The next few photos will be from my phone. I have a lot of film left to process which I have been putting off purely because I'll have to pay for my film to be scanned, and I'm not quite ready to face that budgetary eventuality and lack of control.

A lot of October was spent organizing an event for my mother, at which point Tyler met most of my family. It was hard to focus on anything else this month. The following weekend Caiti and I went to New Jersey. I shot a lot of film, particularly of the grass I've been thinking about since I photographed it for my thesis in 2016. It felt very good to know that some things haven't changed since the last time I felt like my life was as upside-down as it sometimes feels like now. I also photographed that grass from afar:

November saw me back at Julie's studio to make contact sheets of my film, and to print on some leftover color paper that Tim gave me last year. Being back in the darkroom was renewing, but I wasn't shooting much of anything, the onset of cold weather made it harder to get out and do things. I did, however, start reading more earnestly. I made regular trips to both libraries I am members of (don't tell the NYPL I am not a Manhattan resident), I think I read around ten books from October to December. I've never been a person who's able to go back and count the number of books they've read in a given period (month, year, whatever), but I definitely read more in 2019 than I have in any previous year. I also went to the spa with Caiti in November for her 26th birthday. We went to Wawa before and after, as is our tradition.

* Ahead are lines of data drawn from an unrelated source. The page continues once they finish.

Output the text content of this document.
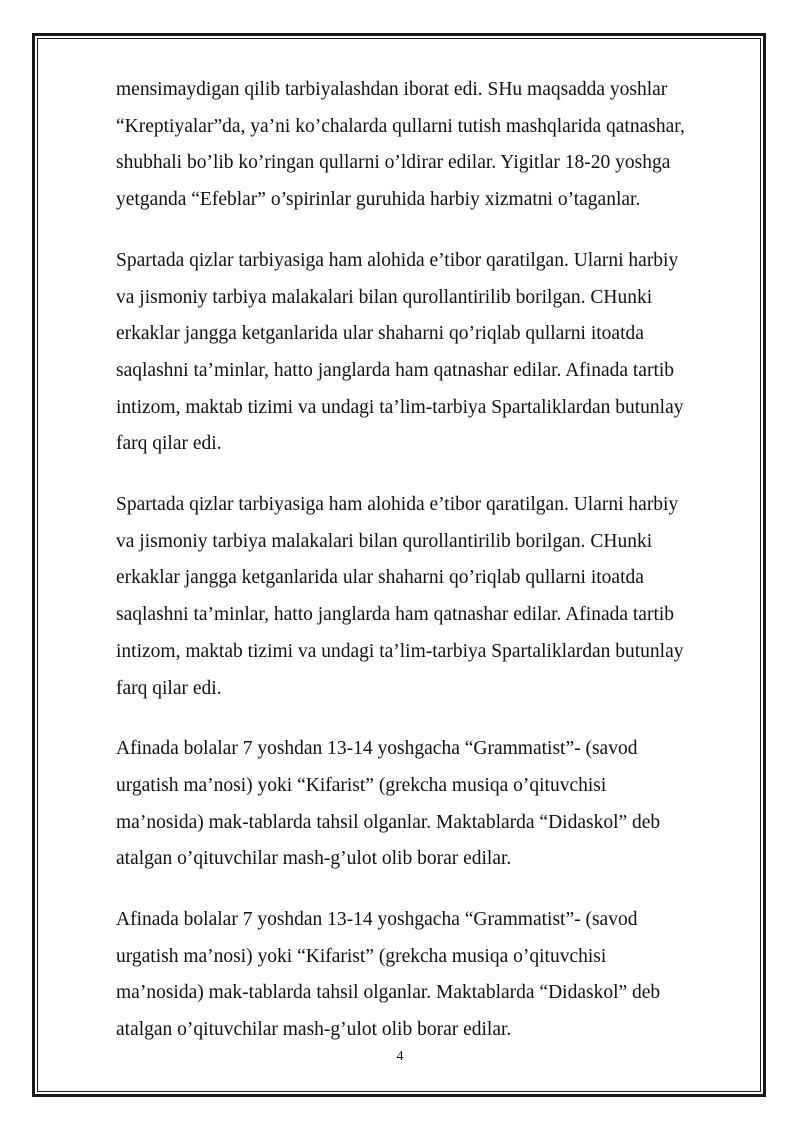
mensimaydigan qilib tarbiyalashdan iborat edi. SHu maqsadda yoshlar
“Kreptiyalar”da, ya’ni ko’chalarda qullarni tutish mashqlarida qatnashar,
shubhali bo’lib ko’ringan qullarni o’ldirar edilar. Yigitlar 18-20 yoshga
yetganda “Efeblar” o’spirinlar guruhida harbiy xizmatni o’taganlar.

Spartada qizlar tarbiyasiga ham alohida e’tibor qaratilgan. Ularni harbiy
va jismoniy tarbiya malakalari bilan qurollantirilib borilgan. CHunki
erkaklar jangga ketganlarida ular shaharni qo’riqlab qullarni itoatda
saqlashni ta’minlar, hatto janglarda ham qatnashar edilar. Afinada tartib
intizom, maktab tizimi va undagi ta’lim-tarbiya Spartaliklardan butunlay
farq qilar edi.

Spartada qizlar tarbiyasiga ham alohida e’tibor qaratilgan. Ularni harbiy
va jismoniy tarbiya malakalari bilan qurollantirilib borilgan. CHunki
erkaklar jangga ketganlarida ular shaharni qo’riqlab qullarni itoatda
saqlashni ta’minlar, hatto janglarda ham qatnashar edilar. Afinada tartib
intizom, maktab tizimi va undagi ta’lim-tarbiya Spartaliklardan butunlay
farq qilar edi.

Afinada bolalar 7 yoshdan 13-14 yoshgacha “Grammatist”- (savod
urgatish ma’nosi) yoki “Kifarist” (grekcha musiqa o’qituvchisi
ma’nosida) mak-tablarda tahsil olganlar. Maktablarda “Didaskol” deb
atalgan o’qituvchilar mash-g’ulot olib borar edilar.

Afinada bolalar 7 yoshdan 13-14 yoshgacha “Grammatist”- (savod
urgatish ma’nosi) yoki “Kifarist” (grekcha musiqa o’qituvchisi
ma’nosida) mak-tablarda tahsil olganlar. Maktablarda “Didaskol” deb
atalgan o’qituvchilar mash-g’ulot olib borar edilar.

4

I began the process of saying goodbye to my therapist, whom I saw for the last time on the Monday before Thanksgiving, and took this photograph after one of our last sessions:

I had a GERD flare-up at the end of November that gave me painful heartburn for a good two weeks, and while I was able to see a gastroenterology specialist who I thought really helped me, I now have to call my insurance to prevent them from charging me $975 for a consultation. In 2020 I will ask to speak to a manager more often, when it comes to healthcare and student loans. December left me with not a lot of time to think about myself or my stress levels, but once I was able to finish working and buying gifts for everyone, I got on a train with Tyler to spend a few days before Christmas with my family. In 2019 I was able to see my nephews more than I ever have (but not my sister Lisa and her two sons this year), for which I'm incredibly grateful. I kept in my tradition of watching Die Hard on Christmas Eve, with Chinese food from Peter Chang, with Caroline, Ryan, and my dad. I took this on Christmas Eve right before the sun set:

It's been an incredibly difficult and challenging year but I am immensely glad for every single one of the pleasures I've been gifted, both simple and complex. I'm hoping 2020 is a little bit easier on me and the ones I love, but I now know that having made it through this year, I can handle basically anything.

* - Writing this, I am thinking of the bit from The Office when Jim is celebrating Dwight, who is dressed as Belsnickel, shouting, "He is FINALLY NIGH!!!"